It’s tough for most of us to save for retirement because we need the cash flow now, especially at a time of stagnant wages. Next year, assuming we can swing it, we can add a little extra tax-deferred money to our retirement savings thanks to new guidelines just announced by the Internal Revenue Service:
Here’s how it breaks down:
Employees under age 50 who participate in a 401(k) or other workplace retirement plan will be able to put a total of $18,000 into their tax-deferred account, up $500 from this year’s $17,500 limit.
The government also expanded the so-called “catch-up contributions” available to those age 50 and older. Eligible older workers can now put an additional $6,000 per year into their 401(k)s, up from $5,500 this year – for a total of $24,000.
The increase in these limits, however, may have little real impact for most savers: Last year just 13 percent of people eligible for a workplace retirement plan saved the maximum amount, according to a recent Vanguard report.
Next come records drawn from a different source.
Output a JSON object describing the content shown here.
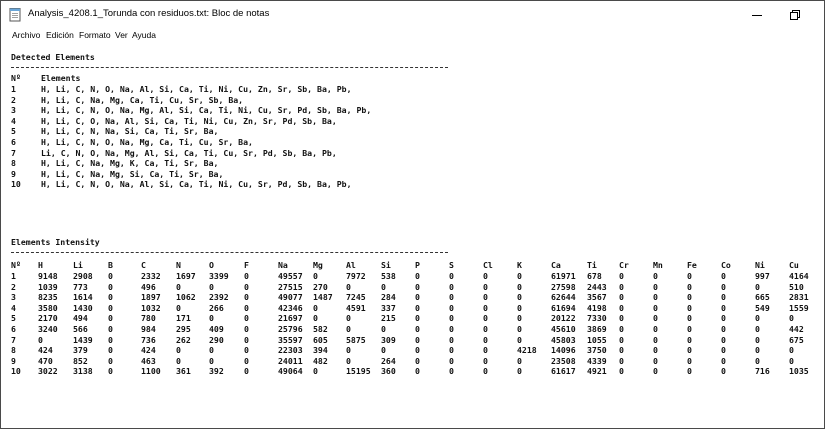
{
  "window": {
    "title": "Analysis_4208.1_Torunda con residuos.txt: Bloc de notas"
  },
  "menu": [
    "Archivo",
    "Edición",
    "Formato",
    "Ver",
    "Ayuda"
  ],
  "detected": {
    "title": "Detected Elements",
    "header_no": "Nº",
    "header_elements": "Elements",
    "rows": [
      {
        "no": "1",
        "elements": "H, Li, C, N, O, Na, Al, Si, Ca, Ti, Ni, Cu, Zn, Sr, Sb, Ba, Pb,"
      },
      {
        "no": "2",
        "elements": "H, Li, C, Na, Mg, Ca, Ti, Cu, Sr, Sb, Ba,"
      },
      {
        "no": "3",
        "elements": "H, Li, C, N, O, Na, Mg, Al, Si, Ca, Ti, Ni, Cu, Sr, Pd, Sb, Ba, Pb,"
      },
      {
        "no": "4",
        "elements": "H, Li, C, O, Na, Al, Si, Ca, Ti, Ni, Cu, Zn, Sr, Pd, Sb, Ba,"
      },
      {
        "no": "5",
        "elements": "H, Li, C, N, Na, Si, Ca, Ti, Sr, Ba,"
      },
      {
        "no": "6",
        "elements": "H, Li, C, N, O, Na, Mg, Ca, Ti, Cu, Sr, Ba,"
      },
      {
        "no": "7",
        "elements": "Li, C, N, O, Na, Mg, Al, Si, Ca, Ti, Cu, Sr, Pd, Sb, Ba, Pb,"
      },
      {
        "no": "8",
        "elements": "H, Li, C, Na, Mg, K, Ca, Ti, Sr, Ba,"
      },
      {
        "no": "9",
        "elements": "H, Li, C, Na, Mg, Si, Ca, Ti, Sr, Ba,"
      },
      {
        "no": "10",
        "elements": "H, Li, C, N, O, Na, Al, Si, Ca, Ti, Ni, Cu, Sr, Pd, Sb, Ba, Pb,"
      }
    ]
  },
  "intensity": {
    "title": "Elements Intensity",
    "columns": [
      "Nº",
      "H",
      "Li",
      "B",
      "C",
      "N",
      "O",
      "F",
      "Na",
      "Mg",
      "Al",
      "Si",
      "P",
      "S",
      "Cl",
      "K",
      "Ca",
      "Ti",
      "Cr",
      "Mn",
      "Fe",
      "Co",
      "Ni",
      "Cu"
    ],
    "rows": [
      [
        "1",
        "9148",
        "2908",
        "0",
        "2332",
        "1697",
        "3399",
        "0",
        "49557",
        "0",
        "7972",
        "538",
        "0",
        "0",
        "0",
        "0",
        "61971",
        "678",
        "0",
        "0",
        "0",
        "0",
        "997",
        "4164"
      ],
      [
        "2",
        "1039",
        "773",
        "0",
        "496",
        "0",
        "0",
        "0",
        "27515",
        "270",
        "0",
        "0",
        "0",
        "0",
        "0",
        "0",
        "27598",
        "2443",
        "0",
        "0",
        "0",
        "0",
        "0",
        "510"
      ],
      [
        "3",
        "8235",
        "1614",
        "0",
        "1897",
        "1062",
        "2392",
        "0",
        "49077",
        "1487",
        "7245",
        "284",
        "0",
        "0",
        "0",
        "0",
        "62644",
        "3567",
        "0",
        "0",
        "0",
        "0",
        "665",
        "2831"
      ],
      [
        "4",
        "3580",
        "1430",
        "0",
        "1032",
        "0",
        "266",
        "0",
        "42346",
        "0",
        "4591",
        "337",
        "0",
        "0",
        "0",
        "0",
        "61694",
        "4198",
        "0",
        "0",
        "0",
        "0",
        "549",
        "1559"
      ],
      [
        "5",
        "2170",
        "494",
        "0",
        "780",
        "171",
        "0",
        "0",
        "21697",
        "0",
        "0",
        "215",
        "0",
        "0",
        "0",
        "0",
        "20122",
        "7330",
        "0",
        "0",
        "0",
        "0",
        "0",
        "0"
      ],
      [
        "6",
        "3240",
        "566",
        "0",
        "984",
        "295",
        "409",
        "0",
        "25796",
        "582",
        "0",
        "0",
        "0",
        "0",
        "0",
        "0",
        "45610",
        "3869",
        "0",
        "0",
        "0",
        "0",
        "0",
        "442"
      ],
      [
        "7",
        "0",
        "1439",
        "0",
        "736",
        "262",
        "290",
        "0",
        "35597",
        "605",
        "5875",
        "309",
        "0",
        "0",
        "0",
        "0",
        "45803",
        "1055",
        "0",
        "0",
        "0",
        "0",
        "0",
        "675"
      ],
      [
        "8",
        "424",
        "379",
        "0",
        "424",
        "0",
        "0",
        "0",
        "22303",
        "394",
        "0",
        "0",
        "0",
        "0",
        "0",
        "4218",
        "14096",
        "3750",
        "0",
        "0",
        "0",
        "0",
        "0",
        "0"
      ],
      [
        "9",
        "470",
        "852",
        "0",
        "463",
        "0",
        "0",
        "0",
        "24011",
        "482",
        "0",
        "264",
        "0",
        "0",
        "0",
        "0",
        "23508",
        "4339",
        "0",
        "0",
        "0",
        "0",
        "0",
        "0"
      ],
      [
        "10",
        "3022",
        "3138",
        "0",
        "1100",
        "361",
        "392",
        "0",
        "49064",
        "0",
        "15195",
        "360",
        "0",
        "0",
        "0",
        "0",
        "61617",
        "4921",
        "0",
        "0",
        "0",
        "0",
        "716",
        "1035"
      ]
    ]
  }
}
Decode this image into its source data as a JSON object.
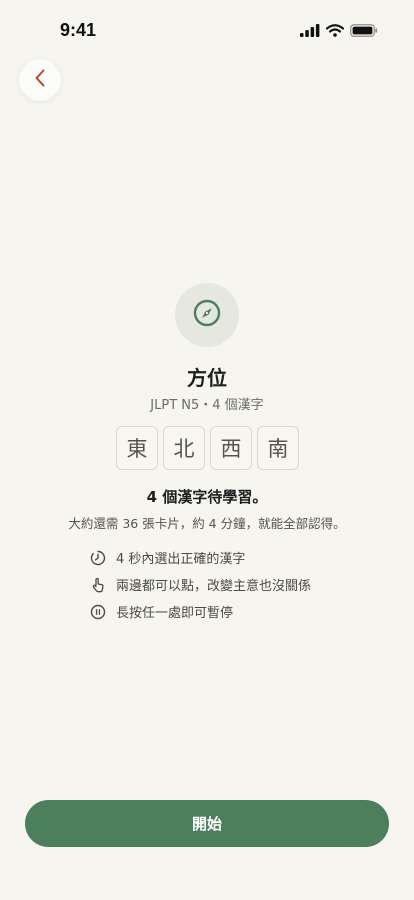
{
  "status_bar": {
    "time": "9:41"
  },
  "header": {
    "back_icon": "chevron-left-icon"
  },
  "lesson": {
    "icon": "compass-icon",
    "title": "方位",
    "subtitle": "JLPT N5・4 個漢字",
    "kanji": [
      "東",
      "北",
      "西",
      "南"
    ],
    "pending_text": "4 個漢字待學習。",
    "estimate_text": "大約還需 36 張卡片，約 4 分鐘，就能全部認得。"
  },
  "tips": [
    {
      "icon": "timer-icon",
      "text": "4 秒內選出正確的漢字"
    },
    {
      "icon": "tap-hand-icon",
      "text": "兩邊都可以點，改變主意也沒關係"
    },
    {
      "icon": "pause-icon",
      "text": "長按任一處即可暫停"
    }
  ],
  "footer": {
    "start_label": "開始"
  },
  "colors": {
    "background": "#f6f5ef",
    "accent": "#4d7f5c",
    "back_chevron": "#b5452f"
  }
}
In some cases, employers set contribution limits below the federal limits.
“You look at the $18,000 and wonder, gee, how many people can practically get to that level?" Joe Ready, director of Wells Fargo Institutional Retirement and Trust, told CNBC. But as people move forward “in their careers and earnings progressively go up,” it becomes increasingly important for older investors to max out the $24,000 limit, he said.
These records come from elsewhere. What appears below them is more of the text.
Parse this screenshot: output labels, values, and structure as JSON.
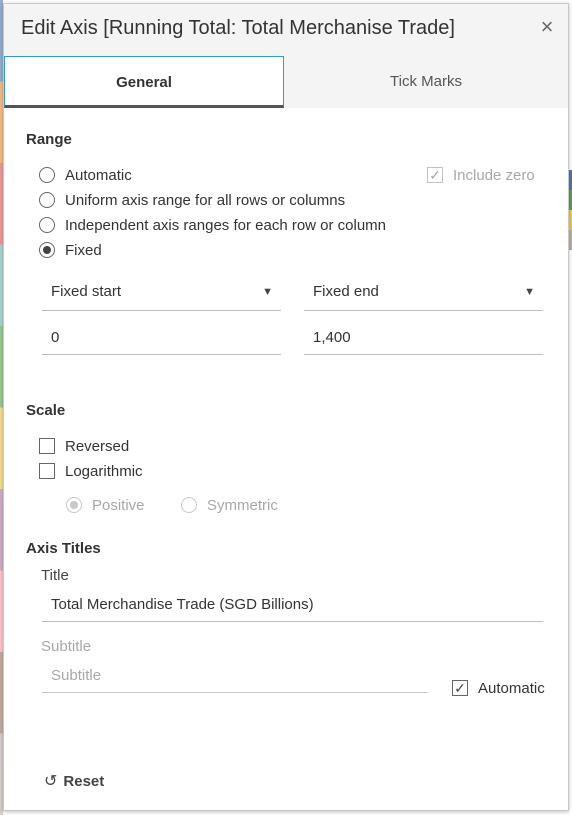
{
  "dialog": {
    "title": "Edit Axis [Running Total: Total Merchanise Trade]",
    "close_icon": "close-icon"
  },
  "tabs": [
    {
      "label": "General",
      "active": true
    },
    {
      "label": "Tick Marks",
      "active": false
    }
  ],
  "range": {
    "heading": "Range",
    "options": [
      {
        "label": "Automatic",
        "selected": false
      },
      {
        "label": "Uniform axis range for all rows or columns",
        "selected": false
      },
      {
        "label": "Independent axis ranges for each row or column",
        "selected": false
      },
      {
        "label": "Fixed",
        "selected": true
      }
    ],
    "include_zero": {
      "label": "Include zero",
      "checked": true,
      "disabled": true
    },
    "start_dropdown": "Fixed start",
    "end_dropdown": "Fixed end",
    "start_value": "0",
    "end_value": "1,400"
  },
  "scale": {
    "heading": "Scale",
    "reversed": {
      "label": "Reversed",
      "checked": false
    },
    "logarithmic": {
      "label": "Logarithmic",
      "checked": false
    },
    "positive": {
      "label": "Positive",
      "selected": true,
      "disabled": true
    },
    "symmetric": {
      "label": "Symmetric",
      "selected": false,
      "disabled": true
    }
  },
  "axis_titles": {
    "heading": "Axis Titles",
    "title_label": "Title",
    "title_value": "Total Merchandise Trade (SGD Billions)",
    "subtitle_label": "Subtitle",
    "subtitle_placeholder": "Subtitle",
    "automatic": {
      "label": "Automatic",
      "checked": true
    }
  },
  "footer": {
    "reset_label": "Reset",
    "reset_icon": "undo-icon"
  },
  "colors": {
    "accent_tab_border": "#2f9ad8",
    "header_bg": "#f4f4f4"
  }
}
The IRS did not make any changes to the $5,500 annual limit for IRA contributions or the $1,000 catch-up limit for savers over age 50. It did slightly increase the income levels at which savers are eligible for the full IRA deduction.
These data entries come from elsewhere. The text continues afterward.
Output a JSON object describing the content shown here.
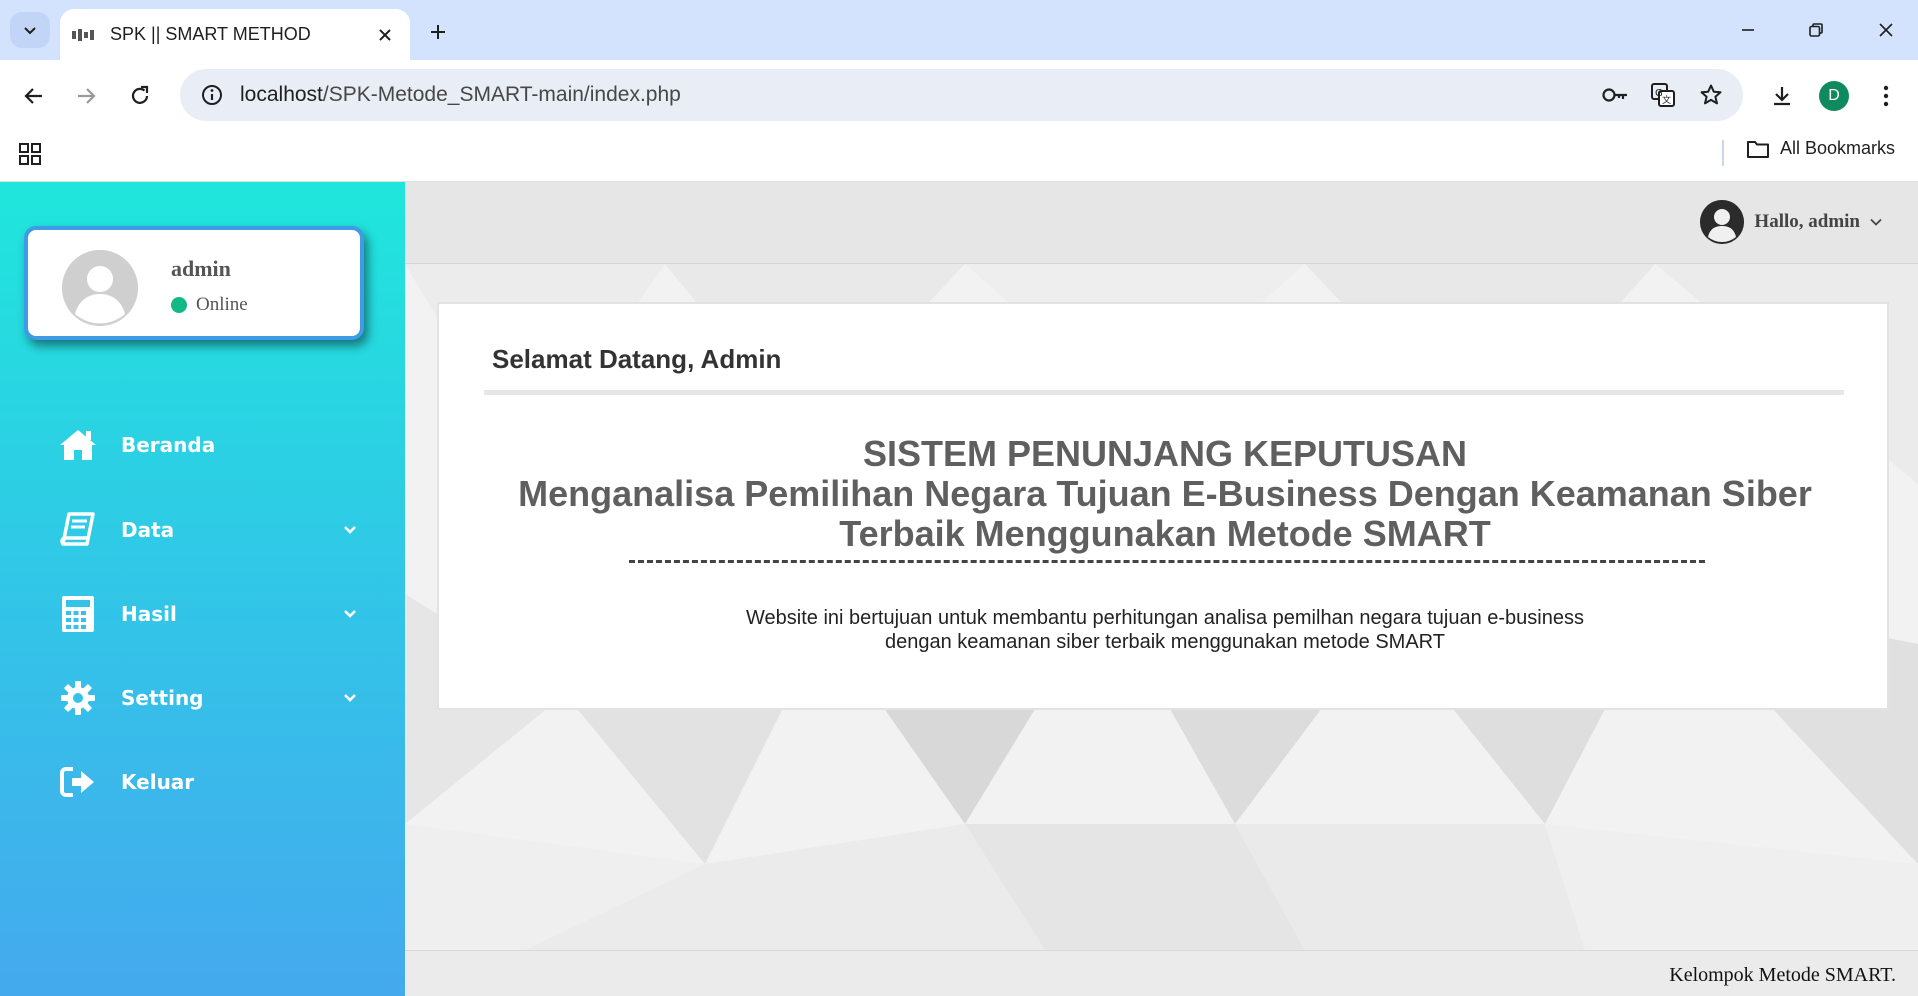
{
  "browser": {
    "tab_title": "SPK || SMART METHOD",
    "url_host": "localhost",
    "url_path": "/SPK-Metode_SMART-main/index.php",
    "bookmarks_label": "All Bookmarks",
    "profile_initial": "D"
  },
  "sidebar": {
    "user_name": "admin",
    "user_status": "Online",
    "items": [
      {
        "label": "Beranda",
        "icon": "home-icon"
      },
      {
        "label": "Data",
        "icon": "book-icon"
      },
      {
        "label": "Hasil",
        "icon": "calculator-icon"
      },
      {
        "label": "Setting",
        "icon": "gear-icon"
      },
      {
        "label": "Keluar",
        "icon": "logout-icon"
      }
    ]
  },
  "topbar": {
    "greeting": "Hallo, admin"
  },
  "card": {
    "title": "Selamat Datang, Admin",
    "headline_1": "SISTEM PENUNJANG KEPUTUSAN",
    "headline_2": "Menganalisa Pemilihan Negara Tujuan E-Business Dengan Keamanan Siber",
    "headline_3": "Terbaik Menggunakan Metode SMART",
    "desc_1": "Website ini bertujuan untuk membantu perhitungan analisa pemilhan negara tujuan e-business",
    "desc_2": "dengan keamanan siber terbaik menggunakan metode SMART"
  },
  "footer": {
    "text": "Kelompok Metode SMART."
  },
  "colors": {
    "sidebar_top": "#1fe6dc",
    "sidebar_bottom": "#45a9ee",
    "status_online": "#12b886",
    "card_border": "#3f9be6"
  }
}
Next year, the deduction will phase out for those with access to a workplace retirement account between $61,000 and $71,000 for single taxpayers, and between $98,000 and $118,000 for married filers.
For Roth IRAs:
The deduction phases out for Roth IRA contributions in 2015 for single filers with adjusted gross income between $116,000 and $131,000, and for married couples with adjusted gross income of $183,000 to $193,000.
The retirement savings adjustments came about because of an increase in cost-of-living expenses. Each year the Treasury must rejigger limits to reflect those increases.